WEAVING YOUR NARRATIVE - BY THE LIGHTING JOURNAL
Updated: Jul 3
Having to compromise on your lighting unit choice or the aesthetic of a unit in order to meet regulatory requirements, neutralise glare or to conceal your light source is the sort of compromise that, while sometimes unavoidable, will always pain any self-respecting lighting designer.
Obtrusive external louvres, visors, hoods, films and baffles fitted to control light spill or light pollution are often considered something of a necessary evil. Not only do they interrupt the lighting unit’s design and form, they generally negatively impact on the light output ratio (LOR) and purity (CRI).
But at Smartlouvre, by revisiting and rethinking technology from the 1940s, we have come up with what we feel is an innovative solution that can enable lighting designers to avoid these sorts of painful compromises.
The MicroLouvre (and we’ve trademarked the name) is a simple, engineered metal louvre fabric that has been made to fine tolerances and which is designed to provide exceptional control and diffusion of sun, heat, light and air.
It comprises 17 paper-thin durable bronze louvres woven into every inch of the fabric, and the fabric itself is only 1.5mm thick. In fact, we believe it is the world’s thinnest and lightest metal louvre fabric.
FORTIES WEAVING MACHINES
The link to the 1940s is that, to create the product, our technicians went back to the original fabric-weaving machines designed by Dow’s John J. Grebe, and spent years modernising them, computerising them and improving the overall weaving efficiency. Ultimately though, the machines, the process and the material first produced back in the 1940s remains the same today.
So, what’s the deal here in terms of lighting and lighting performance? The paper-thin angled louvres act as a directional lighting filter, allowing light to pass through in one direction whilst reducing the visual impact of the light source from the opposite direction, without limiting the LOR or CRI.
The louvres are weaved into the fabric at angles of 17deg or 0deg as standard, but the material can be customised to any angle as required.
Because it is so thin and easy to manipulate, the metal fabric can be integrated into new products, or retro-fitted to lighting units. It is usually installed easily under the glass cover without the need for any adjustments to be made to the casing.
The angled louvres mitigate unwanted light trespass, light spill and glare without the need for oversized external fittings that can interrupt the aesthetic of the unit, not to mention adding weight and increasing the size and therefore space required for the unit.
REQUIREMENTS AND REGULATIONS
With its 80% open area, the fabric permits optimum light transfer, ensuring high energy efficiency and full CRI. In photometric testing, carried out with several manufacturers of high-powered lighting units from uplighters to flood lights, there has been no reduction in intensity or output recorded.
The fabric holds an A1/A2-s1.d0 ‘Reaction to Fire’ classification according to BSEN 13501-1:2007+A1:2009 and in tensile performance testing a 1m² panel of fabric, tensioned under load proved a uniaxial stress factor of up to 25kgf/m².
Being lightweight and strong as well as meeting A1/A2 ‘Reaction to Fire’ standards, the fabric can be used in a wide range of lighting applications, everything from display lighting, photographic units, spotlights, wall washing, traffic lights, street lighting and heritage lighting.
The fact it is made from bronze also means it is corrosion-resistant, so making suitable for indoor or outdoor use.
Angular selective technology used in production of the fabric can provide anti-glare louvres for either a symmetrical beam or asymmetrical light kick, to suit the application.

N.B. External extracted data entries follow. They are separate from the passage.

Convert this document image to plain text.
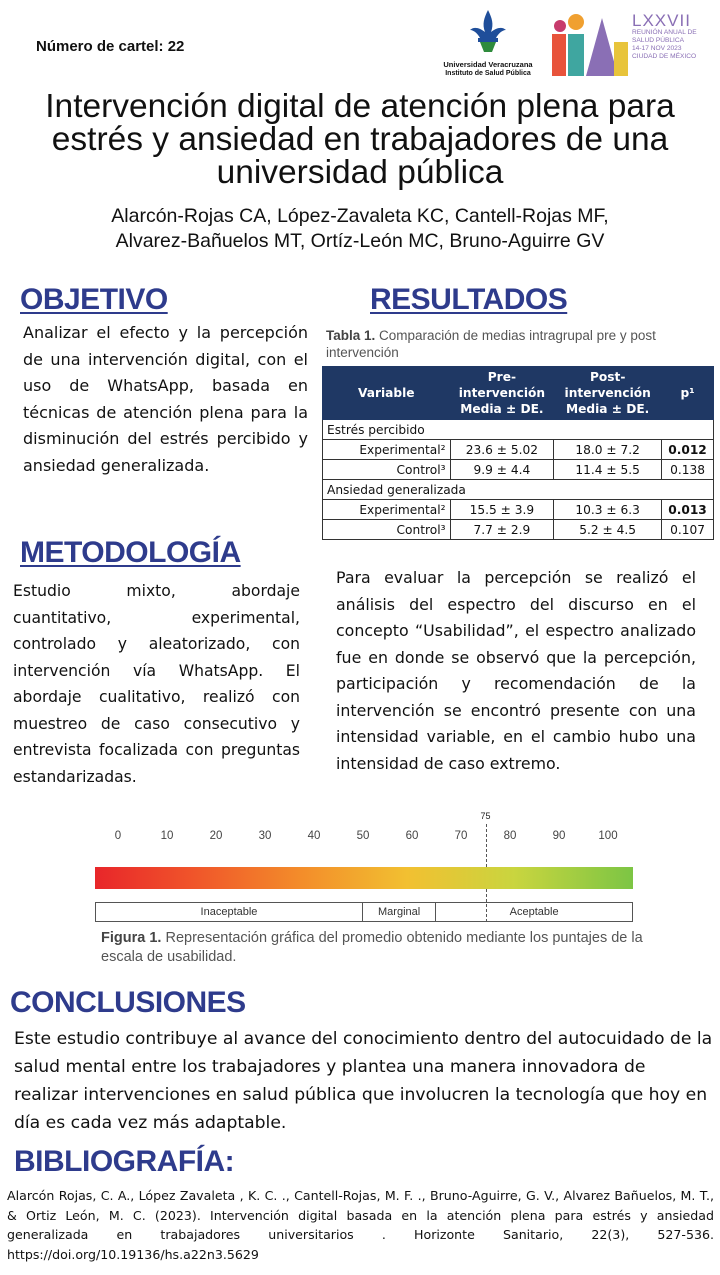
Número de cartel: 22
Universidad Veracruzana
Instituto de Salud Pública
LXXVII
REUNIÓN ANUAL DE
SALUD PÚBLICA
14-17 NOV 2023
CIUDAD DE MÉXICO
Intervención digital de atención plena para estrés y ansiedad en trabajadores de una universidad pública
Alarcón-Rojas CA, López-Zavaleta KC, Cantell-Rojas MF,
Alvarez-Bañuelos MT, Ortíz-León MC, Bruno-Aguirre GV
OBJETIVO
Analizar el efecto y la percepción de una intervención digital, con el uso de WhatsApp, basada en técnicas de atención plena para la disminución del estrés percibido y ansiedad generalizada.
RESULTADOS
Tabla 1. Comparación de medias intragrupal pre y post intervención
Variable	Pre-intervención Media ± DE.	Post-intervención Media ± DE.	p¹
Estrés percibido			
Experimental²	23.6 ± 5.02	18.0 ± 7.2	0.012
Control³	9.9 ± 4.4	11.4 ± 5.5	0.138
Ansiedad generalizada			
Experimental²	15.5 ± 3.9	10.3 ± 6.3	0.013
Control³	7.7 ± 2.9	5.2 ± 4.5	0.107
METODOLOGÍA
Estudio mixto, abordaje cuantitativo, experimental, controlado y aleatorizado, con intervención vía WhatsApp. El abordaje cualitativo, realizó con muestreo de caso consecutivo y entrevista focalizada con preguntas estandarizadas.
Para evaluar la percepción se realizó el análisis del espectro del discurso en el concepto “Usabilidad”, el espectro analizado fue en donde se observó que la percepción, participación y recomendación de la intervención se encontró presente con una intensidad variable, en el cambio hubo una intensidad de caso extremo.
0	10	20	30	40	50	60	70	80	90	100
75
Inaceptable	Marginal	Aceptable
Figura 1. Representación gráfica del promedio obtenido mediante los puntajes de la escala de usabilidad.
CONCLUSIONES
Este estudio contribuye al avance del conocimiento dentro del autocuidado de la salud mental entre los trabajadores y plantea una manera innovadora de realizar intervenciones en salud pública que involucren la tecnología que hoy en día es cada vez más adaptable.
BIBLIOGRAFÍA:
Alarcón Rojas, C. A., López Zavaleta , K. C. ., Cantell-Rojas, M. F. ., Bruno-Aguirre, G. V., Alvarez Bañuelos, M. T., & Ortiz León, M. C. (2023). Intervención digital basada en la atención plena para estrés y ansiedad generalizada en trabajadores universitarios . Horizonte Sanitario, 22(3), 527-536. https://doi.org/10.19136/hs.a22n3.5629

We can also, naturally, customise for new product developments or specific project requirements.
HOW IT WORKS IN PRACTICE
To give a sense of how the MicroLouvreTM product can work in practice, and the sort of difference it can make, the architectural lighting specialists StudioFractal and its partners, used the product on a project to create the first new public square in London for 150 years, a functional space with heaps of character at King’s Cross Square, St Pancras.
StudioFractal worked with lighting designer acdc to realise its design for this historic piece of architecture, and we supplied louvred metal fabric to neutralise the glare from the in-ground luminaires.

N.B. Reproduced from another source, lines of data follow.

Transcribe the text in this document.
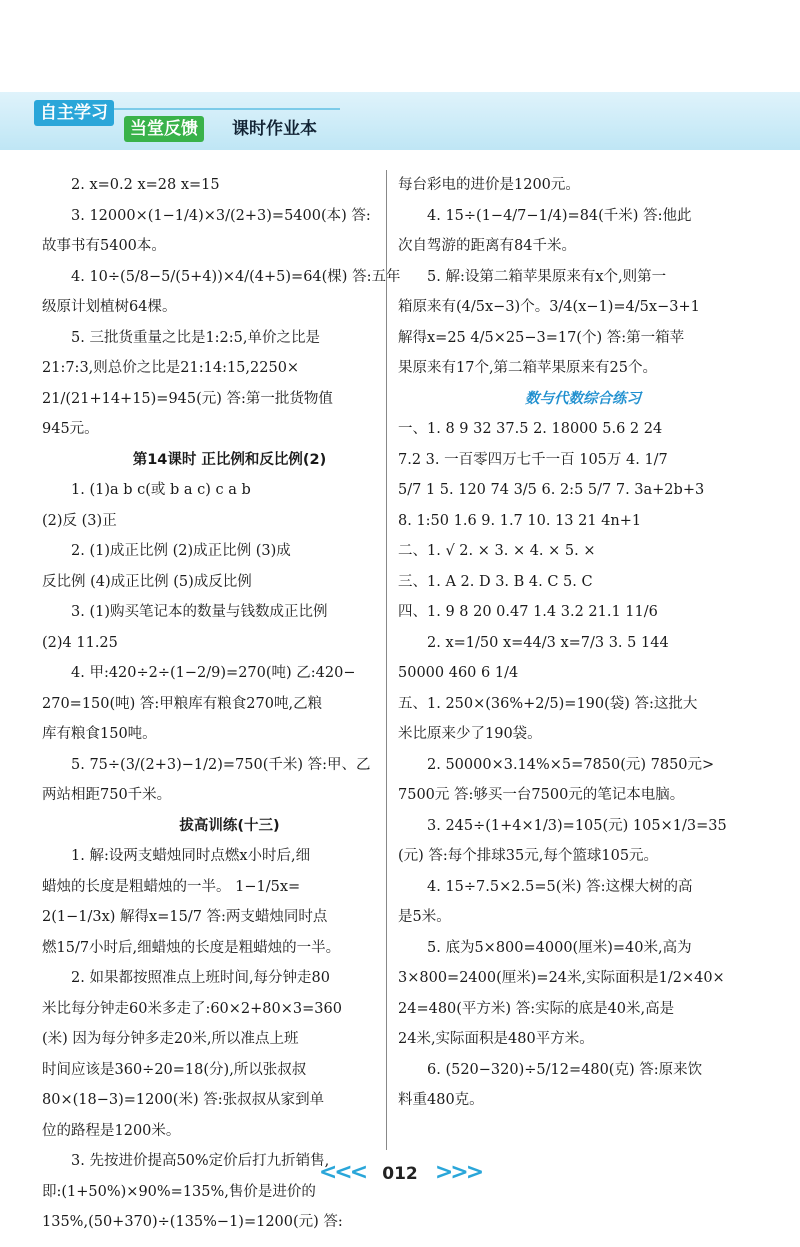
自主学习
当堂反馈	课时作业本

2. x=0.2 x=28 x=15

3. 12000×(1−1/4)×3/(2+3)=5400(本) 答:

故事书有5400本。

4. 10÷(5/8−5/(5+4))×4/(4+5)=64(棵) 答:五年

级原计划植树64棵。

5. 三批货重量之比是1:2:5,单价之比是

21:7:3,则总价之比是21:14:15,2250×

21/(21+14+15)=945(元) 答:第一批货物值

945元。

第14课时 正比例和反比例(2)

1. (1)a b c(或 b a c) c a b

(2)反 (3)正

2. (1)成正比例 (2)成正比例 (3)成

反比例 (4)成正比例 (5)成反比例

3. (1)购买笔记本的数量与钱数成正比例

(2)4 11.25

4. 甲:420÷2÷(1−2/9)=270(吨) 乙:420−

270=150(吨) 答:甲粮库有粮食270吨,乙粮

库有粮食150吨。

5. 75÷(3/(2+3)−1/2)=750(千米) 答:甲、乙

两站相距750千米。

拔高训练(十三)

1. 解:设两支蜡烛同时点燃x小时后,细

蜡烛的长度是粗蜡烛的一半。 1−1/5x=

2(1−1/3x) 解得x=15/7 答:两支蜡烛同时点

燃15/7小时后,细蜡烛的长度是粗蜡烛的一半。

2. 如果都按照准点上班时间,每分钟走80

米比每分钟走60米多走了:60×2+80×3=360

(米) 因为每分钟多走20米,所以准点上班

时间应该是360÷20=18(分),所以张叔叔

80×(18−3)=1200(米) 答:张叔叔从家到单

位的路程是1200米。

3. 先按进价提高50%定价后打九折销售,

即:(1+50%)×90%=135%,售价是进价的

135%,(50+370)÷(135%−1)=1200(元) 答:

每台彩电的进价是1200元。

4. 15÷(1−4/7−1/4)=84(千米) 答:他此

次自驾游的距离有84千米。

5. 解:设第二箱苹果原来有x个,则第一

箱原来有(4/5x−3)个。3/4(x−1)=4/5x−3+1

解得x=25 4/5×25−3=17(个) 答:第一箱苹

果原来有17个,第二箱苹果原来有25个。

数与代数综合练习

一、1. 8 9 32 37.5 2. 18000 5.6 2 24

7.2 3. 一百零四万七千一百 105万 4. 1/7

5/7 1 5. 120 74 3/5 6. 2:5 5/7 7. 3a+2b+3

8. 1:50 1.6 9. 1.7 10. 13 21 4n+1

二、1. √ 2. × 3. × 4. × 5. ×

三、1. A 2. D 3. B 4. C 5. C

四、1. 9 8 20 0.47 1.4 3.2 21.1 11/6

2. x=1/50 x=44/3 x=7/3 3. 5 144

50000 460 6 1/4

五、1. 250×(36%+2/5)=190(袋) 答:这批大

米比原来少了190袋。

2. 50000×3.14%×5=7850(元) 7850元>

7500元 答:够买一台7500元的笔记本电脑。

3. 245÷(1+4×1/3)=105(元) 105×1/3=35

(元) 答:每个排球35元,每个篮球105元。

4. 15÷7.5×2.5=5(米) 答:这棵大树的高

是5米。

5. 底为5×800=4000(厘米)=40米,高为

3×800=2400(厘米)=24米,实际面积是1/2×40×

24=480(平方米) 答:实际的底是40米,高是

24米,实际面积是480平方米。

6. (520−320)÷5/12=480(克) 答:原来饮

料重480克。

<<< 012 >>>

The result has been a cleverly designed (and expertly hidden) LED lighting scheme that defines the furniture and structures in the square at night. In fact, a perfect blend of functional and accent lighting!
The light grazes up the ground floor of the building to reveal the brickwork. The integrated metal louvred fabric works to hide the light source whilst maintaining an integrated balance of glare control and high lumen transmission.
The varying lengths of the space and the nature of use of the historic building as a public space restricted the designers from using any external fittings to the lights, because of health and safety regulations. The internal application of the metal louvred fabric therefore allowed the luminaires to perform and to meet the desired effect.
As StudioFractal’s Chris Sutherland has explained: ‘As well as highlighting the broad expanse of the façade, we wanted to gently pick out the small niches and cornices with the same lighting effect.
‘The product we used needed to be available in a range of lengths to suit the variation in space available. Being grade listed meant that the luminaire fixings had to be located in existing mortar lines to ensure no damage was done to the façade,’ he added.